The keyword SCALAR specifies that the script processes single input rows. It's code is therefore called once per input row.

SET If you define the option SET, then the processing refers to a set of input values. Within the code, you can iterate through those values (for more information, see UDF Examples).
Output Values
RETURNS In this case the script returns a single value.
EMITS

If the keyword EMITS was defined, the script can create (emit) multiple result rows (tuples). In case of input type SET, the EMITS result can only be used alone, thus not be combined with other expressions. However, you can nest it through a subselect to do further processing of those intermediate results.

The data types of input and output parameters can be defined to specify the conversion between internal data types and the database SQL data types. If you don't specify them, the script has to handle that dynamically (see details and examples below).

The input parameters of scripts are always treated case-sensitive, similar to the script code. This is different to SQL identifiers which are only treated case-sensitive when being delimited.

Scripts must contain the main function run(). This function is called with a parameter providing access to the input data of Exasol. If your script processes multiple input tuples (thus a SET script), you can iterate through the single tuples by the use of this parameter.

UDF Script Signature Generator

You can use the UDF Script Signature Generator to generate a simple dummy template for a UDF script by configuring details such as the language, input type, the script name, parameters, and output type.

The resulting SQL can be used as a template and as a starting point for developing UDFs. It contains the UDF signature, a language-specific run method, and an example on how to iterate over and access the input, and how to produce output.

Additional Information for UDF Scripts

Topic

Details

Internal processing

During the processing of a SELECT statement, multiple virtual machines are started for each script and node. These virtual machines process the data independently.

For scalar functions, the input rows are distributed across those virtual machines to achieve maximum parallelism.

For SET input tuples, the virtual machines are used per group if you specify a GROUP BY clause. Otherwise there will be only one group, which means only one node and virtual machine can process the data.

ORDER BY clause

You can specify an ORDER BY clause while creating a script (CREATE SCRIPT) or while calling it. This sorts the processing of the groups of SET input data.
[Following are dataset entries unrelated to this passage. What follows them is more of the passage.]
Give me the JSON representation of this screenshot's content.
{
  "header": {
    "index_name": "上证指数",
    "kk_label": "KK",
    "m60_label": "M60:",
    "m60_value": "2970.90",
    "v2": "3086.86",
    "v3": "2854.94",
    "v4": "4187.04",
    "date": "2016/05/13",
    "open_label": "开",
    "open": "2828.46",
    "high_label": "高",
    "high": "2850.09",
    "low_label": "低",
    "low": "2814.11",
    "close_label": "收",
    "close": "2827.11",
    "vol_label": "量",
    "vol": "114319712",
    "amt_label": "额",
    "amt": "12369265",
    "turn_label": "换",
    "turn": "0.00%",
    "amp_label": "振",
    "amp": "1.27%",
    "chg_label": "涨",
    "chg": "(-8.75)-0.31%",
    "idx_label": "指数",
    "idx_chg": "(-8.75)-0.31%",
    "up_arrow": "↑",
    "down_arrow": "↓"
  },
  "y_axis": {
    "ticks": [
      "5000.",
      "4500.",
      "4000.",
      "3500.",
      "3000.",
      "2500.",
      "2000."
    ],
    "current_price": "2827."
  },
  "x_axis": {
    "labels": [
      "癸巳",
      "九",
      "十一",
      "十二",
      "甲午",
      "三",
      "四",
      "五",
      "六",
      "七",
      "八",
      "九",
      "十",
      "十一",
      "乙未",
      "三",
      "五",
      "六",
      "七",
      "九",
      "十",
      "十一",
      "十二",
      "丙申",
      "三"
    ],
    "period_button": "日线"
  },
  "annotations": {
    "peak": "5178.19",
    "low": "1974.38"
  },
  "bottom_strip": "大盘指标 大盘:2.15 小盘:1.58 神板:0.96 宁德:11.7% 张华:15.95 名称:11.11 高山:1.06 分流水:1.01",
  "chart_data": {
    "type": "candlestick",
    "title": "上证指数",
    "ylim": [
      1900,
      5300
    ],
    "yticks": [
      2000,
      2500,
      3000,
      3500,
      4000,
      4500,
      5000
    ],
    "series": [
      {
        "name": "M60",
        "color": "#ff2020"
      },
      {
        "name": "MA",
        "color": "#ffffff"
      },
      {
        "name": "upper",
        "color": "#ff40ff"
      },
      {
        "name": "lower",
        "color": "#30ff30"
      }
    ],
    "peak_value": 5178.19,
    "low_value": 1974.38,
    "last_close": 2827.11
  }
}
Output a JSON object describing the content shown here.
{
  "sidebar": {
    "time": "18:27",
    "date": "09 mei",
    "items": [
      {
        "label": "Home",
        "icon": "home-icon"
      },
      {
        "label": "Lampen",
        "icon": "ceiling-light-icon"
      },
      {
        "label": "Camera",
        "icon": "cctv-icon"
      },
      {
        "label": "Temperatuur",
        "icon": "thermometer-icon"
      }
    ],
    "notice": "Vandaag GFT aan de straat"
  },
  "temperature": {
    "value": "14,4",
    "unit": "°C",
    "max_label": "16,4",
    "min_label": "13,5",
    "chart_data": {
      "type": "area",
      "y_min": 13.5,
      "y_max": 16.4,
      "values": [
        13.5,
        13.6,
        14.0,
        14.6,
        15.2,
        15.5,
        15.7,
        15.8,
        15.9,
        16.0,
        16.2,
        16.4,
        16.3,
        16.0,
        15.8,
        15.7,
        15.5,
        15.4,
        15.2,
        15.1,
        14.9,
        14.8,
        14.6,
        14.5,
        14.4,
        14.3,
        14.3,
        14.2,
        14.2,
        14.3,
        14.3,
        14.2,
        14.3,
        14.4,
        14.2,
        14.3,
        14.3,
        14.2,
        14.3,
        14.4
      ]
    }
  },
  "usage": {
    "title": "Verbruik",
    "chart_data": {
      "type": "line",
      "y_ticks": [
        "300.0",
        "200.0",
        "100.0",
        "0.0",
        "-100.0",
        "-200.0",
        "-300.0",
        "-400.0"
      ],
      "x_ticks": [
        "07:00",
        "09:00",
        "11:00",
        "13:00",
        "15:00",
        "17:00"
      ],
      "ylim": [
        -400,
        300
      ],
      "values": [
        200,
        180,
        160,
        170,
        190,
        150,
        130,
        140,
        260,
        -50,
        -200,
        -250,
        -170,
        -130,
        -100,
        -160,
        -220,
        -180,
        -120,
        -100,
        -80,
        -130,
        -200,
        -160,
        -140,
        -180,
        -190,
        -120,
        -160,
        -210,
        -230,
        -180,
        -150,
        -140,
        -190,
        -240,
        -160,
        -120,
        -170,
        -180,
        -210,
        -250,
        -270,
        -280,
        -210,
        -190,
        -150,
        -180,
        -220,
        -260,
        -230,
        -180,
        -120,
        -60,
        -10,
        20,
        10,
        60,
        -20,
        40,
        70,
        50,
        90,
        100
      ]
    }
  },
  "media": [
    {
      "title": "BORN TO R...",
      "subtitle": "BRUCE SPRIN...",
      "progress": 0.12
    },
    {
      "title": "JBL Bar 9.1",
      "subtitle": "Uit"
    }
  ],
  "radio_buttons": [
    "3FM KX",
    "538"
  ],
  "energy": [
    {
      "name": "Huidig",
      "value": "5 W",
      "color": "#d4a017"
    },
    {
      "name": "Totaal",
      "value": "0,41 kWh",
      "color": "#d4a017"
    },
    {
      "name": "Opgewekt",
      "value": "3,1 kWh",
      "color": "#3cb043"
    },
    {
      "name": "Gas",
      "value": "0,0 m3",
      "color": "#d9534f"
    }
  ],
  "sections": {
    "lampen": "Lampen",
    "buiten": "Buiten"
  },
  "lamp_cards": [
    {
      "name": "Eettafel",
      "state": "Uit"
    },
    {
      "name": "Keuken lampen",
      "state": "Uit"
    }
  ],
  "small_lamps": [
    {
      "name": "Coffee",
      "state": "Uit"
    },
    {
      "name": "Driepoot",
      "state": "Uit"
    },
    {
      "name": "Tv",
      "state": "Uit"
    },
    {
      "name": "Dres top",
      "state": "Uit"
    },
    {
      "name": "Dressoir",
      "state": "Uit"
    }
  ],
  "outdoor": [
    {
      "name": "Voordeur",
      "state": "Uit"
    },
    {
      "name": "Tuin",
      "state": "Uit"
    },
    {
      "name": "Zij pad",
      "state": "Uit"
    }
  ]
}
If it is necessary for the algorithm, you should specify this clause while creating the script to avoid wrong results due to misuse.

Performance comparison between the programming languages

The performance of the different languages cannot be compared, since the specific elements of the languages can have different capacities. For example, a string processing can be faster in one language and the XML parsing can be faster in the other one.

However, Exasol recommends use of Lua if performance is the most important criteria. Lua is integrated in Exasol in the most native way and therefore has the smallest process overhead.